Жил Сорокин в доме, который прежде был их собственным, – двухэтажном особнячке на Поварской, занимал одну комнату – остальные были реквизированы и отданы чужим людям. В основном это были одесситы, после революции почему-то скопом хлынувшие в Москву.

Сорокин, как ни зарекался никогда не думать ни о Миле, ни тем более о Ларике, все же невольно интересовался их судьбой. Они в самом деле поженились. Ларик – Илларион храбро воевал, дважды был ранен, лечился в Москве в звании штаб-ротмистра. Все было хорошо у них с Милой, уже матери двоих детей. И казалось бы, за давностию лет взрослому Максиму пора было забыть ту детскую обиду, а он не забывал, хотя и понимал с высоты теперешних своих опыта и возраста, что обижаться смешно и нелепо.
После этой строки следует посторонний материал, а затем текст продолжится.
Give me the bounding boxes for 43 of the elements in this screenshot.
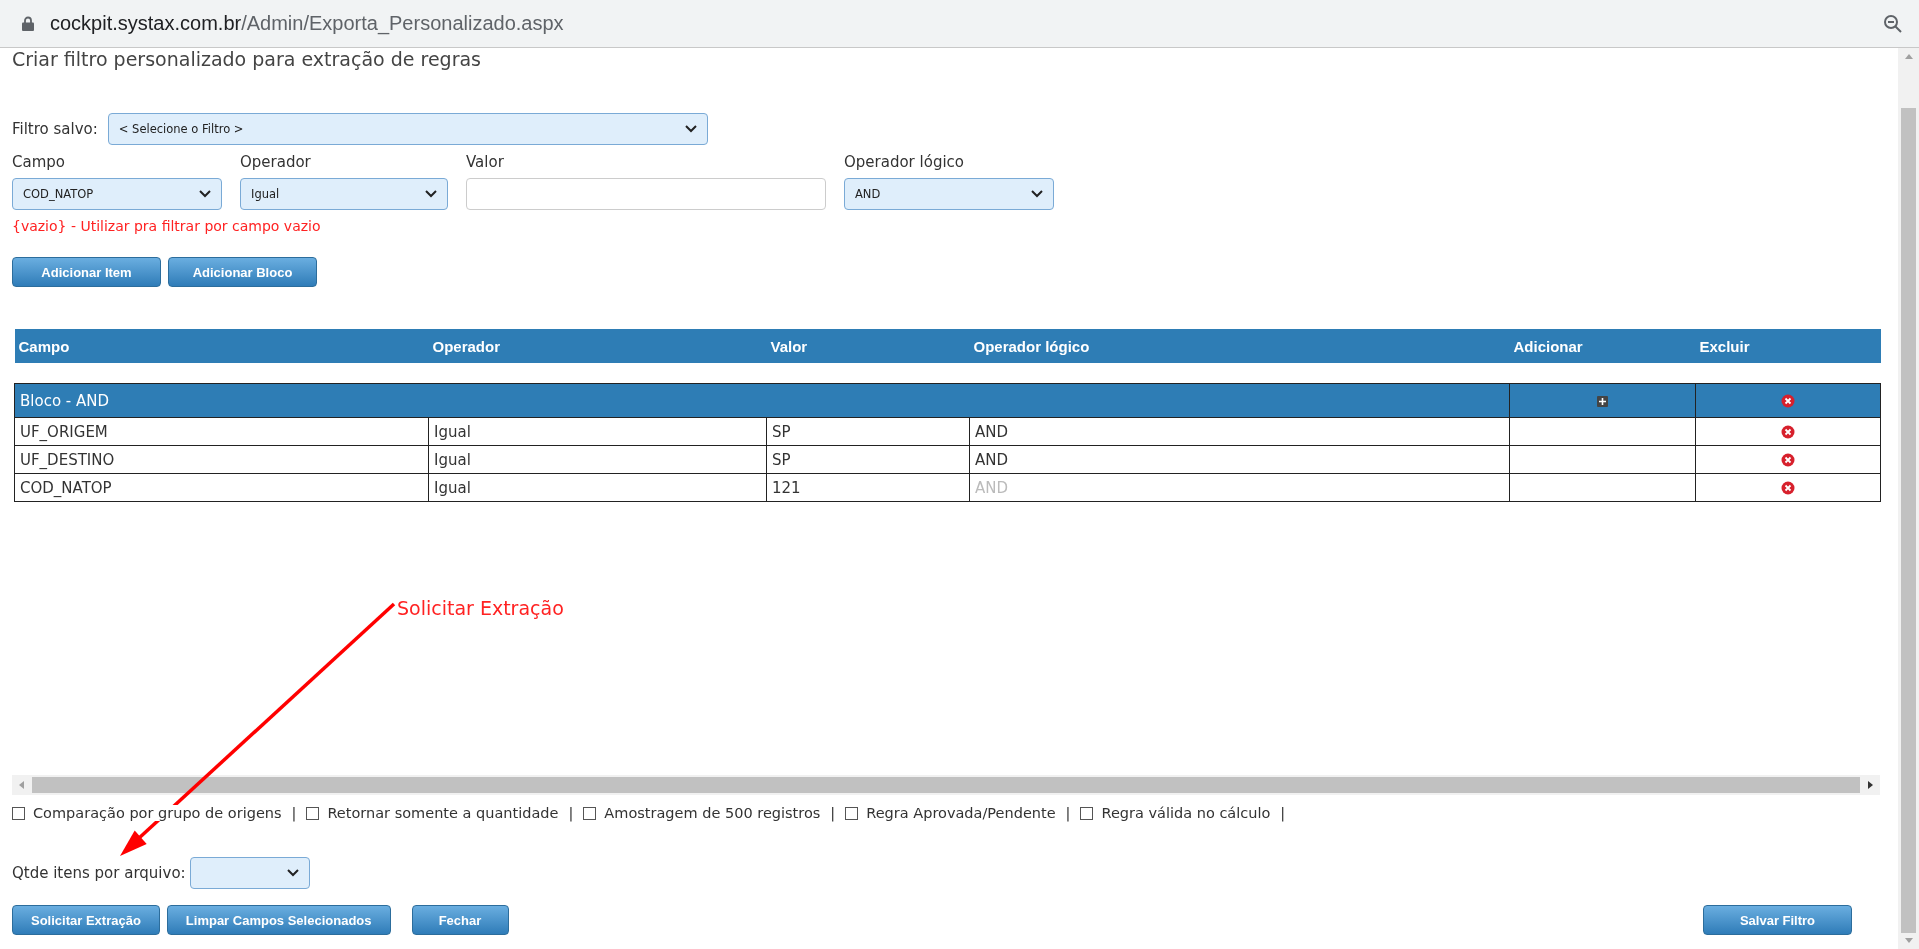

Холодной осенью восемнадцатого года поздно вечером к Сорокину постучались. Он думал, что это кто-нибудь из соседей, и, не спросив, кто там, отворил. Вошёл Илларион Шилин. Сорокин узнал его сразу, хотя шестнадцать лет отделяли их от той первой волжской встречи. Шилин был в офицерском кавалерийском мундире, в фуражке, но без погон и кокарды. Он прошёл в комнату, сел на диван, служивший Сорокину и кроватью, и креслом.

– Прошу, – похлопал Шилин по дивану, уверенным жестом старшего приглашая сесть и Максима.

Максим сел, озадаченный и неожиданностью встречи, и бесцеремонностью гостя.

– Штаб-ротмистр Илларион Шилин, – назвал себя гость. – Ларик. Узнали? Полный Георгиевский кавалер, чьи кровь и храбрость оказались России не нужными. Выходит, что мы не Отечество защищали, а… – Он не договорил, махнул рукой. – Теперь числюсь недорезанным буржуем и контрой… Это я о себе, а вы, слышал, служите у большевиков и сами большевик. Это правда?

Сорокин кивнул, все ещё в растерянности и в неведении, чему обязан приходом этого дальнего родича.

– Это все, что вам осталось от целого дома? – спросил Шилин, поводя вокруг себя рукой. – Одна эта комната?

– Мне хватает и одной.

– М-да… Несмотря даже на то, что вы служите в их министерстве… прошу прощения, в наркомате. Министры – это уже буржуазная категория.